Air New Zealand is seeking approval to hire senior staff from overseas, including aircraft engineers, just 18 months after ditching 200 engineering jobs through layoffs.
The airline has applied to the Department of Labour to renew its "employer accreditation status" which allows accredited employers to fast-track hiring non-New Zealand residents.
In a leaked memo seeking a response from key unions whose members are employed by Air New Zealand, the Labour Department points out that other overseas recruitment options were available to the company, but accreditation streamlined the application process.
According to the departmental memo, Air New Zealand said it wished to retain its employer accreditation "because of a current need to recruit talented staff and also in anticipation for (any) future need to recruit talented staff from offshore should the need arise".
Air New Zealand named "aircraft engineers, fleet managers and other senior management positions" among the positions the company wanted to fill.
Its bid drew a terse response from the Engineering Printing and Manufacturing Union (EPMU), which is preparing submissions against the proposal for the Labour Department.
"You reap what you sow," EPMU national aviation industry organiser Strachan Crang said.
He said the union warned Air New Zealand it was being "short-sighted" when negotiating the last round of engineering layoffs.
Air New Zealand engineers last year reluctantly accepted a plan to prevent the company outsourcing its wide-body heavy engineering work overseas.
About 200 jobs were lost, but 300 were retained and the company kept open its engineering bases in Auckland and Christchurch.
Mr Crang said the airline's latest move to recruit from overseas "just shows to us that they got it wrong, because they can't attract New Zealand employees on New Zealand wages".

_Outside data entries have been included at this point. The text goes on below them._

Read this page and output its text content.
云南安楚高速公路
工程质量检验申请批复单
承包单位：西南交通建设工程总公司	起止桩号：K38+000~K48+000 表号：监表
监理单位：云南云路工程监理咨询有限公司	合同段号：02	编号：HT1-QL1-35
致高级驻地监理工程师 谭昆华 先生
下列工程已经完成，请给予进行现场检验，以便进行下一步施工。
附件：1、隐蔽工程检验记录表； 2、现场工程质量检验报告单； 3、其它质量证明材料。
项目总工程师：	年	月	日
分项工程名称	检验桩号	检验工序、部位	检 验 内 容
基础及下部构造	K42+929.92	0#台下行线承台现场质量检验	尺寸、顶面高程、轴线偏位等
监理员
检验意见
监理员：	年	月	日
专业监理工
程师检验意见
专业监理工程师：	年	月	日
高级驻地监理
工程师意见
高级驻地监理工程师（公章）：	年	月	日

Air New Zealand's current situation was a reflection of how the company was seen in the labour market, he said.
"They're not attracting people they want in their business so they have to go away overseas to attract people who don't know what Air New Zealand is like."
Mr Crang said the New Zealand labour market was tight and workers took an interest in how businesses conduct themselves.
The EPMU was liaising with the Aviation and Marine Engineers Association in preparing submissions on the company's proposal.
"It's very sad when you have to bring in labour from overseas to do the work that should be done by New Zealand workers," he said.
"They (engineers) are out there. They just don't want to work for Air New Zealand."
Mr Crang said he knew of some former Air New Zealand engineers who had turned down recent job offers from the airline.
An Air New Zealand spokeswoman told NZPA the application was a "standard renewal process" that the airline went through each year.
She said Air New Zealand would make no further comment on the issue.